Thursday, December 15, 2016

Where should I write it?

Gees, is blogging dead or what? I actually googled that: Is blogging dead? I couldn’t even find a recent article on that question. In other words, blogging is so dead, people aren’t even asking whether it’s dead anymore. I am so behind anymore. In everything.

I was an early adapter with Twitter, and I'm still on there. I entered Blogger pretty early. But that was like six blogs ago. I never got on Facebook. People I talk to aren’t really that enthused about Facebook anymore anyway. I was on tumblr a while. I was late to that party, but it was fun. Same with Wordpress. YouTube – I’m all over it, but I don’t really read comments or make comments. Vine – I created exactly one (1) vine. Instagram, I was on there for a couple weeks. Pinterest – I installed but then uninstalled like ten minutes later. Periscope – I’ll install it if there is a major ongoing news event going on somewhere and I want to see firsthand footage. Blogger and Twitter. Those are the main ones I keep coming back to. Where the hell do people write stuff online anymore?

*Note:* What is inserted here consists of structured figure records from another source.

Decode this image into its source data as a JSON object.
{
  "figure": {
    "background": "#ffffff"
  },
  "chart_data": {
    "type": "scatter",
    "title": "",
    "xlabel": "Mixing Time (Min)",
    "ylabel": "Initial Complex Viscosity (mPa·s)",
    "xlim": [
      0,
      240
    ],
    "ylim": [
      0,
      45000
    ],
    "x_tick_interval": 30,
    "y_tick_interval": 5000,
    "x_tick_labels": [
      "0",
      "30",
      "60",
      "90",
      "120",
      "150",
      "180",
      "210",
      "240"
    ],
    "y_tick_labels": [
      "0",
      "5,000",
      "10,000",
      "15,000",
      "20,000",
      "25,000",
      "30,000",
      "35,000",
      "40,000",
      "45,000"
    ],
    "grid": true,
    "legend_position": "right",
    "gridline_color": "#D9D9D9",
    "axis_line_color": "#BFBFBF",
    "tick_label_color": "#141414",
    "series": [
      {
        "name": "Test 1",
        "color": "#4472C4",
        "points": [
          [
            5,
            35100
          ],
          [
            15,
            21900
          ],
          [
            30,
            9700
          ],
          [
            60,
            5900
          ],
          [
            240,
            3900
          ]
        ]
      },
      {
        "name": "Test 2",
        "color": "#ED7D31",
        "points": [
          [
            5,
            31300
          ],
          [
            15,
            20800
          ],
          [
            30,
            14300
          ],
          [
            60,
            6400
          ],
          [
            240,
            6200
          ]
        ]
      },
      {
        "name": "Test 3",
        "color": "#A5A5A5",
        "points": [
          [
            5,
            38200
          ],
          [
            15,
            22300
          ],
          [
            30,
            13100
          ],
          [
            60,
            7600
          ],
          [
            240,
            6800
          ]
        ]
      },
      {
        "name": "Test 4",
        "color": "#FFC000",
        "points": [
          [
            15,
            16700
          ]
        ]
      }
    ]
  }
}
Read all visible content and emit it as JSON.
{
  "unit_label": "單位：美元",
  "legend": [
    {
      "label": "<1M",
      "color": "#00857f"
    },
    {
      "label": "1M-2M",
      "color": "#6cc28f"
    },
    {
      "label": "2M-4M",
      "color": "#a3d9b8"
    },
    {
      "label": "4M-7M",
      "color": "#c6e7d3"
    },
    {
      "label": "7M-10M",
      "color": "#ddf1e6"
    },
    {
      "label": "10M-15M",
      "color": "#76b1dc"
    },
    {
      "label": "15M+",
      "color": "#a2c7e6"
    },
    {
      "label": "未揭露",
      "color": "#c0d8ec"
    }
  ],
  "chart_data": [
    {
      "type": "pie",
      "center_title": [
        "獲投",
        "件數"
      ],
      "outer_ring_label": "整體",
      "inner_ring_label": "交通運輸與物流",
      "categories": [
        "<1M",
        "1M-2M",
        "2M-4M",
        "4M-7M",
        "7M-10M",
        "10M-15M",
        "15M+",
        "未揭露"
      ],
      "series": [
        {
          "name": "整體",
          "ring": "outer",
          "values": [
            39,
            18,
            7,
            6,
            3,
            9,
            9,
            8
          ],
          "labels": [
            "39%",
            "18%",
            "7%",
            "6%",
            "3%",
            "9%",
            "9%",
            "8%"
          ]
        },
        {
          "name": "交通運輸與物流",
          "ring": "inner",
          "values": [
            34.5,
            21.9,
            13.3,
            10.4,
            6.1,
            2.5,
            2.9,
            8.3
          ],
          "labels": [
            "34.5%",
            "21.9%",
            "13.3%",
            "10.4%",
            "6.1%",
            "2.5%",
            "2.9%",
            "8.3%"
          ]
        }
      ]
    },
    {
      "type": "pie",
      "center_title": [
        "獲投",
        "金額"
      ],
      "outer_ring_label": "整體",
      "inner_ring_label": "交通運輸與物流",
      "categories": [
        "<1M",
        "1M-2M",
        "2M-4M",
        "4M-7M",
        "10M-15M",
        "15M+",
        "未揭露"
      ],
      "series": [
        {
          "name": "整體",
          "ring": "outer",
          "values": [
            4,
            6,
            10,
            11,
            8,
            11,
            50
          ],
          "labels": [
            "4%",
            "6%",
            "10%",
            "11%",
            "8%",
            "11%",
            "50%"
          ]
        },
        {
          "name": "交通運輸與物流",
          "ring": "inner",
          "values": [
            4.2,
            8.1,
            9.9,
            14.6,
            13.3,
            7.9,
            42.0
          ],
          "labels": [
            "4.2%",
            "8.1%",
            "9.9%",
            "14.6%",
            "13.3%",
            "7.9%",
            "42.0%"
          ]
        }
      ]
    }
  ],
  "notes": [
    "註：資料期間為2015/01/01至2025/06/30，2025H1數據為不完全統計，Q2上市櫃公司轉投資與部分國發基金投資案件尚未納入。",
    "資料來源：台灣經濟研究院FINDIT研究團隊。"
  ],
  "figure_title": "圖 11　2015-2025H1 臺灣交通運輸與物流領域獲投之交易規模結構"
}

Wednesday, December 14, 2016

Join us in congratulating . . .

People just disappear from work. Sometimes a prudent HR department will send out some kind of notification. They'll maybe tell you who to forward work requests to now that the needed person is no longer with the company. They might even congratulate the person for moving on to something bigger and better. A lot of times though, they just disappear. All that you hear is a bunch of rumors. The lady diagonal over the cubicle wall is gone. There was a box on her desk, I guess filled up with all her stuff. I've heard other people complain about her work. She seemed as sweet as she could be to me. I don't know anything about what mistakes she did or didn't make. I'm just starting out in this place, it's my seventh week. I hate to start hearing all the bad shit so soon.

I worked in one place where...a guy who sat at a nearby desk committed suicide. First he was missing. He was missing for two weeks, and then the HR lady came in and told us that he had taken his own life. Never know what people are going through.

Friday, December 9, 2016

Now Medicated

This is my first stab at blogging after going on my medication. Do I seem more sane?

The urge to write persists, even though I ain't crazy no more. So the writer instinct, the writer tendency, did not come from crazy...it came from sane, one could say. This is a major question answered for me.

If life was all peachy, normal and calm, there would not be much to write about... beyond what I had for lunch...or whatever hobby I happened to have.

I have no hobby, no normal hobby. My hobby is dealing with these thoughts. My toy is my brain, and I want to take it out and use it like a hacky sack.

I had to start another one.

I couldn't keep away. I have to write. It's a compulsion. I just have to.

I've had some thoughts lately.

I have wanted to run up a word count.

I had nowhere to write...nowhere that had not gone stale.

I've been posting at a personality type forum for several months, personalitycafe.com. It's very engaging, but it's a different kind of writing. I need a blog. A forgiving blog. A blog that doesn't mind if I neglect it sometimes. A blog that understands me. A blog that does not grow apart from me.